Quote (thesnipa @ Aug 14 2023 04:55pm)
The world is both quickly and slowly transitioning into a place where in person interaction and human labor are no longer a prerequisite of a well-functioning society. Automation strips the world of jobs that require this labor. And one of the resources previously abundant, land and real estate, is growing ever scarcer. In person socialization has taken a nose dive in recent decades and continues a steady decline, social groups shift continually online to social media platforms. Social clubs struggle to gain new members and will eventually at this pace die with the generation of boomers when their continual decline eventually leaves them in a place where they’re not worth running. 1-2 bedroom apartments no longer offer a much lower price rent, but instead offer just a place to live because houses on the open market are so scarce and contested they don’t need to fill an economic niche, they’re now a service with little alternative.
Into the world enters pokemon go, from a glance just a nostalgic mobile game that saw surprising instant success in the market. Laden with fond memories of childhood and microtransactions the game went from zero to many millions of users seemingly overnight. Spurred on by negative press from typifying events such as car accidents and trespassing charges the game didn’t show any signs of slowing. However, when we look at the tertiary effects of the game we see why it was far more than just a trip down memory lane. In almost no time at all it quickly reversed the long term trends of the 2010s. People were flocking to public parks, forming social groups to go out and hunt down rare pokemon, and sharing information with strangers in public while making new friends.
Clearly this posed a threat to the new world order, who’d fought hard to prepare the general population for the world that was to come. Robotic in nature we must be groomed to accept the white walled apartments of our future. We must expect to shop online with what little pittance we’re given. We must seek what little socialization we require online, safe in our homes, safe from the polluted air that permeates the globe. Not out chasing down a charizard or spending cash fruitlessly on more pokeballs, but seeing the resources of the world as scarce and unattainable.

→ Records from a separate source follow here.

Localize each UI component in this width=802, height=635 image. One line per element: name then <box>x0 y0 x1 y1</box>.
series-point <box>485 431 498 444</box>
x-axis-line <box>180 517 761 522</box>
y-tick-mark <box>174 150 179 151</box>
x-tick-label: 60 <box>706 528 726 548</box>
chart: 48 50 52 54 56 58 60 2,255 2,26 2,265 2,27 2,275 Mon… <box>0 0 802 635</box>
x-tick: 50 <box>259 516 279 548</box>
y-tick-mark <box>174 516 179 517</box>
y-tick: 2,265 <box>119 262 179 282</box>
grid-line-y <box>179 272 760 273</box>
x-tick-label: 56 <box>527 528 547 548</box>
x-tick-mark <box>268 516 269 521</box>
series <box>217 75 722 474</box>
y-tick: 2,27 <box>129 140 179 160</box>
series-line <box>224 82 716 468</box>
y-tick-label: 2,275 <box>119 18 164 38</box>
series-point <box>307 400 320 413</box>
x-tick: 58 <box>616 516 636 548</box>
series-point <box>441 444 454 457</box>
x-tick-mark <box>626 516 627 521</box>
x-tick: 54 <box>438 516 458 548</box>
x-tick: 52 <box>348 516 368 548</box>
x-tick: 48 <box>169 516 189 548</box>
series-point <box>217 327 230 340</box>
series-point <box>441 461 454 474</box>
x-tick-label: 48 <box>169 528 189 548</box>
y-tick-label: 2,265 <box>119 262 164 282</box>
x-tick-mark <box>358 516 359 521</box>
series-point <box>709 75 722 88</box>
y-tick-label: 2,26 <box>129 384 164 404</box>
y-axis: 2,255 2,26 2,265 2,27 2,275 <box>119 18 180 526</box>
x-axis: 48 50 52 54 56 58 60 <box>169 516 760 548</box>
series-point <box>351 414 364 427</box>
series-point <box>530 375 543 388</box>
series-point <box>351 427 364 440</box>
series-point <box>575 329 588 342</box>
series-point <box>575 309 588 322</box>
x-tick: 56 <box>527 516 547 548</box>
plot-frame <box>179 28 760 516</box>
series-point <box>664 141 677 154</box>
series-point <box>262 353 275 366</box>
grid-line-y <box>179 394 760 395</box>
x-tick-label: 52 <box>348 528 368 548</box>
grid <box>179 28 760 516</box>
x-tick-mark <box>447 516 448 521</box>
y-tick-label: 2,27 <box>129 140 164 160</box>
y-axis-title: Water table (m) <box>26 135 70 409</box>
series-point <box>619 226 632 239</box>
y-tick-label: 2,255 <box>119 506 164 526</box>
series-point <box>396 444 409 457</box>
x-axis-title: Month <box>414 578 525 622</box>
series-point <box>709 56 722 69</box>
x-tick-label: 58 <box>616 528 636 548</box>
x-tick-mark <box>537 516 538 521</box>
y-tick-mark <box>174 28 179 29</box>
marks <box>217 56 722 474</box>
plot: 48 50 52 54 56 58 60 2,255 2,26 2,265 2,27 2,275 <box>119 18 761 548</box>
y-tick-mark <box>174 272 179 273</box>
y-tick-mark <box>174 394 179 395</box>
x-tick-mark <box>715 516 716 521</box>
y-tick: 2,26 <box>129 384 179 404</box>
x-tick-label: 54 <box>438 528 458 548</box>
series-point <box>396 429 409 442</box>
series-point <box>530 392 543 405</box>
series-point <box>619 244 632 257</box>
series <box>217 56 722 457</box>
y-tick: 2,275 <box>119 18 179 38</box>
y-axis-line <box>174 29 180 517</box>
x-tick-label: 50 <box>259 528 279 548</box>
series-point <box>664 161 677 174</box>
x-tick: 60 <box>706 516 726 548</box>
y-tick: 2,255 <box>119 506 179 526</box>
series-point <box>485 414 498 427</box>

That is why, as it’s clear to me, the US govt in congruence with China formulated a plan to lock down the population, spur on inflation to make cash in the hands of the population scarce, increase building material costs, and inflate the US housing market through a series of negligent interest rate stagnation and free money printing. Pokemon go wasn’t a fun and wistful mobile game, it was the catalyst for a course shift in the new world order’s plans. We could no longer be slowly herded into the sheering paddock, we must be led in by dogs at our heels whilst out fellow sheep bite at our ears in fear of the Sheppard’s hook.